# Verschiedene HKS-Werte in Illustrator & Photoshop?



## romani (3. Februar 2006)

Hallo Tutorial-Gemeinde,

habe mal eine generelle Frage zu Illustrator und Photoshop.
Mir ist aufgefallen, dass die HKS-Werte in Illustrator anders sind wenn man sie in CMYK 
konvertiert, als wie bei Photoshop - wie kommt das?
Beispiel:
Man nehme ein Kreis, färbe in in HKS 42 K ein und konvertiert die Farbe in CMYK.
Dann bekommt man die Werte 100/85/0/0.
Legt man jetzt einen Kreis bei Photoshop an und färbt ihn mit HKS 42 K, bekommt man
die Werte 100/82/6/1 wenn man mit der Pipette drüber geht?
Frage: 
Wieso rundet Illustrator anscheinend die Werte auf/ab?
Wie läßt sich das ändern?

Über eine Antwort würde ich mich sehr freuen, da eine Antwort nicht nur mich
interessieren würde, sondern auch einige andere Kollegen, die sich das nicht
erklären können.

Herzlichen Dank im voraus!
Roman


----------



## Night Vision Worker (6. Februar 2006)

.. dein Problem wird vermutlich darauf beruhen, dass es keine 100%ige 4c-Umsetzung einer Sonderfarbe gibt *deshalb ist es ja eine Sonderfarbe*.

Du kannst die Sonderfarbe also nur simulieren und dieses tuen Illustrator und Photoshop anscheinend unterschiedlich!
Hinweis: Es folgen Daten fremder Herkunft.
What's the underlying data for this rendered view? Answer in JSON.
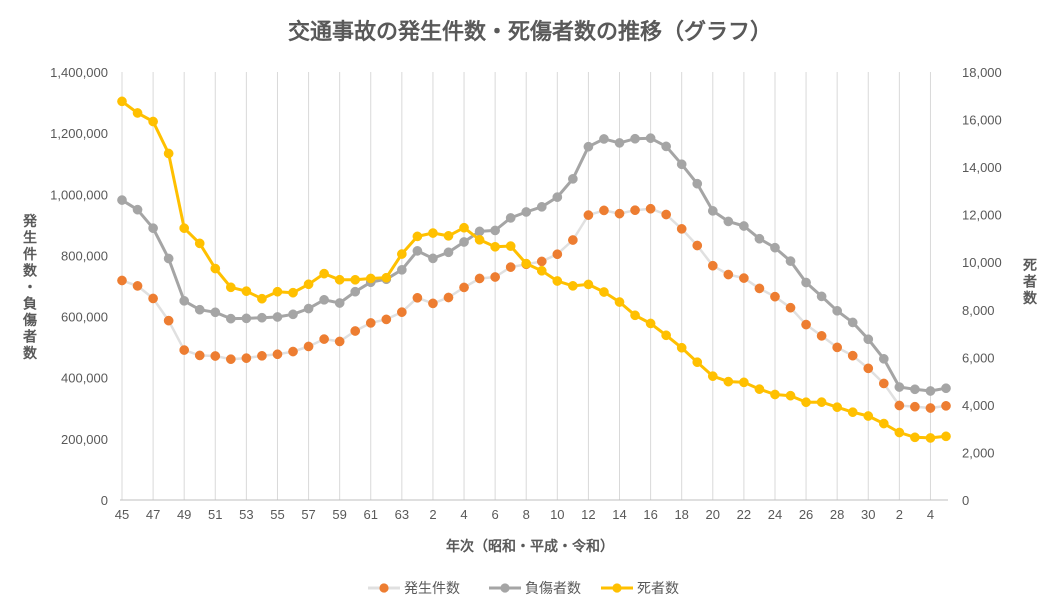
{
  "chart_data": {
    "type": "line",
    "title": "交通事故の発生件数・死傷者数の推移（グラフ）",
    "xlabel": "年次（昭和・平成・令和）",
    "ylabel_left": "発生件数・負傷者数",
    "ylabel_right": "死者数",
    "ylim_left": [
      0,
      1400000
    ],
    "ylim_right": [
      0,
      18000
    ],
    "yticks_left": [
      "0",
      "200,000",
      "400,000",
      "600,000",
      "800,000",
      "1,000,000",
      "1,200,000",
      "1,400,000"
    ],
    "yticks_right": [
      "0",
      "2,000",
      "4,000",
      "6,000",
      "8,000",
      "10,000",
      "12,000",
      "14,000",
      "16,000",
      "18,000"
    ],
    "categories": [
      "45",
      "46",
      "47",
      "48",
      "49",
      "50",
      "51",
      "52",
      "53",
      "54",
      "55",
      "56",
      "57",
      "58",
      "59",
      "60",
      "61",
      "62",
      "63",
      "1",
      "2",
      "3",
      "4",
      "5",
      "6",
      "7",
      "8",
      "9",
      "10",
      "11",
      "12",
      "13",
      "14",
      "15",
      "16",
      "17",
      "18",
      "19",
      "20",
      "21",
      "22",
      "23",
      "24",
      "25",
      "26",
      "27",
      "28",
      "29",
      "30",
      "1",
      "2",
      "3",
      "4",
      "5"
    ],
    "x_tick_labels": [
      "45",
      "",
      "47",
      "",
      "49",
      "",
      "51",
      "",
      "53",
      "",
      "55",
      "",
      "57",
      "",
      "59",
      "",
      "61",
      "",
      "63",
      "",
      "2",
      "",
      "4",
      "",
      "6",
      "",
      "8",
      "",
      "10",
      "",
      "12",
      "",
      "14",
      "",
      "16",
      "",
      "18",
      "",
      "20",
      "",
      "22",
      "",
      "24",
      "",
      "26",
      "",
      "28",
      "",
      "30",
      "",
      "2",
      "",
      "4",
      ""
    ],
    "series": [
      {
        "name": "発生件数",
        "axis": "left",
        "color": "#ED7D31",
        "values": [
          718080,
          700290,
          659283,
          586713,
          490452,
          472938,
          471041,
          460649,
          464037,
          471573,
          476677,
          485578,
          502261,
          526362,
          518642,
          552788,
          579190,
          590723,
          614481,
          661363,
          643097,
          662392,
          695345,
          724678,
          729461,
          761794,
          771085,
          780401,
          803878,
          850371,
          931950,
          947253,
          936721,
          947993,
          952720,
          933828,
          886864,
          832454,
          766394,
          737474,
          725924,
          692084,
          665157,
          629033,
          573842,
          536899,
          499201,
          472165,
          430601,
          381237,
          309178,
          305196,
          300839,
          307930
        ]
      },
      {
        "name": "負傷者数",
        "axis": "left",
        "color": "#A5A5A5",
        "values": [
          981096,
          949689,
          889198,
          789948,
          651420,
          622467,
          613957,
          593211,
          594116,
          596282,
          598719,
          607346,
          626192,
          654822,
          644321,
          681346,
          712330,
          722179,
          752845,
          814832,
          790295,
          810245,
          844003,
          878633,
          881723,
          922677,
          942203,
          958925,
          990675,
          1050397,
          1155707,
          1181039,
          1168029,
          1181681,
          1183617,
          1156633,
          1098199,
          1034652,
          945703,
          911215,
          896297,
          854613,
          825392,
          781494,
          711374,
          666023,
          618853,
          580850,
          525846,
          461775,
          369476,
          362131,
          356601,
          365595
        ]
      },
      {
        "name": "死者数",
        "axis": "right",
        "color": "#FFC000",
        "values": [
          16765,
          16278,
          15918,
          14574,
          11432,
          10792,
          9734,
          8945,
          8783,
          8466,
          8760,
          8719,
          9073,
          9520,
          9262,
          9261,
          9317,
          9347,
          10344,
          11086,
          11227,
          11109,
          11451,
          10942,
          10649,
          10679,
          9942,
          9640,
          9211,
          9006,
          9066,
          8747,
          8326,
          7768,
          7425,
          6927,
          6403,
          5796,
          5209,
          4979,
          4948,
          4663,
          4438,
          4388,
          4113,
          4117,
          3904,
          3694,
          3532,
          3215,
          2839,
          2636,
          2610,
          2678
        ]
      }
    ],
    "legend": [
      "発生件数",
      "負傷者数",
      "死者数"
    ],
    "legend_position": "bottom",
    "grid": "vertical"
  }
}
Ich würde dir sogar empfehlen die 4c-Umrechnung selbst zu machen, da auch diese von Druckjob zu Druckjob variiert; entsprechend ob du auf Zeitungspapier bzw. blütend-weißes, beschichtetes Papier druckst!
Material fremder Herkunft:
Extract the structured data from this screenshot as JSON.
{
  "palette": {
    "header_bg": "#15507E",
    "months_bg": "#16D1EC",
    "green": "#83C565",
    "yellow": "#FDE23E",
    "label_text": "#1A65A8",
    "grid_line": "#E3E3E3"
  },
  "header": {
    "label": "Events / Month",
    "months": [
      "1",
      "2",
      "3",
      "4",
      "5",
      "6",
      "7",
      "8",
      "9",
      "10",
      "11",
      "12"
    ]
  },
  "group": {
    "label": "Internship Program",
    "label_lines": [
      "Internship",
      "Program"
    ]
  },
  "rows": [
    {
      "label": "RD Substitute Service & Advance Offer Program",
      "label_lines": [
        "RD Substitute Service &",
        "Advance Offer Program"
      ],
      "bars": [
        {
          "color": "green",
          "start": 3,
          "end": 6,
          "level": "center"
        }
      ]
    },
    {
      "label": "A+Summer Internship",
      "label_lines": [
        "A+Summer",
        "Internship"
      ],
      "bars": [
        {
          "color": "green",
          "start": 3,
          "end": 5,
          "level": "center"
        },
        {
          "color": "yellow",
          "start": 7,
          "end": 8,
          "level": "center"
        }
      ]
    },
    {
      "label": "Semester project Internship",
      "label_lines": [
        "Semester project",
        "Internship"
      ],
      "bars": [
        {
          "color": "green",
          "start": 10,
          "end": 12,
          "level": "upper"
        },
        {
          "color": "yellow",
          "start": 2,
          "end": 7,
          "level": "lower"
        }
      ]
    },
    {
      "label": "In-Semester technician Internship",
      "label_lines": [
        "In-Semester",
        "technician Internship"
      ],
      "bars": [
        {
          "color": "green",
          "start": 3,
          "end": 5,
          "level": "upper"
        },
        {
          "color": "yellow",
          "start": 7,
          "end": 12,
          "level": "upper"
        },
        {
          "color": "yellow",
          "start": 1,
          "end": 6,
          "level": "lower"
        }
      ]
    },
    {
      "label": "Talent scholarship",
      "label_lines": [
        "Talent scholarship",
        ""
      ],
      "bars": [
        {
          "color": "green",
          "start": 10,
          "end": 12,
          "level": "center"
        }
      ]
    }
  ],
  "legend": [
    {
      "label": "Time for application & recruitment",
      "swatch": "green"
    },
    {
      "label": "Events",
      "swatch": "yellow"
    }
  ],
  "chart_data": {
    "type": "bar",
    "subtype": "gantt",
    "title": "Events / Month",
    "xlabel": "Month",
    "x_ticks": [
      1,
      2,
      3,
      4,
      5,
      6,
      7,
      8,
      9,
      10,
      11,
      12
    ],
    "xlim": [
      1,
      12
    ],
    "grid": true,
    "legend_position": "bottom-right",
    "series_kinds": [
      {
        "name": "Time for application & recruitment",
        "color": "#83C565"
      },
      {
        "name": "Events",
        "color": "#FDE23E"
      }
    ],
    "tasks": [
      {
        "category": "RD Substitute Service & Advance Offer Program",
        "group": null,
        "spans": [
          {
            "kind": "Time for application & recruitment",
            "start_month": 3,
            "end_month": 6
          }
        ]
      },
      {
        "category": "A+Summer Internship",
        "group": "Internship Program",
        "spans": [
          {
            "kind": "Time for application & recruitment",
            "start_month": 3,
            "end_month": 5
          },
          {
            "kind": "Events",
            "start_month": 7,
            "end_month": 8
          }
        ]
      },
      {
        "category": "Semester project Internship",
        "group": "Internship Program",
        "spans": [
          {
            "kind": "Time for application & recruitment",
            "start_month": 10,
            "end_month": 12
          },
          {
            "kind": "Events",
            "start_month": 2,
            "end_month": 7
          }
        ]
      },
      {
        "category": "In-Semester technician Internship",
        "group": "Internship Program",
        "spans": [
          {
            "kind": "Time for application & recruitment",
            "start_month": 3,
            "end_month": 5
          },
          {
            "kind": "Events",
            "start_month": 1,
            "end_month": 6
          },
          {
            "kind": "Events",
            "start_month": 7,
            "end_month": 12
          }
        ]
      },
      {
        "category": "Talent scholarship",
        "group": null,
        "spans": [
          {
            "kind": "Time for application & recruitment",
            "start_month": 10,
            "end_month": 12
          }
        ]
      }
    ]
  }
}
Also: Farbtabelle rausgesucht und abgeglichen!


----------



## helaukoenig (20. Februar 2006)

Ich sehe das ein wenig anders: denn eigentlich zeichnen sich Sonderfarben dadurch aus, dass sie festgelegte Anteile von CMYK haben. Sonst wären sie nicht standarisiert und es könnte schon zu Farbabweichungen im HKS-Konsortium kommen.
Kann es sein, dass du unterschiedliche Separationseinstellungen in Illu und in PS hast?


----------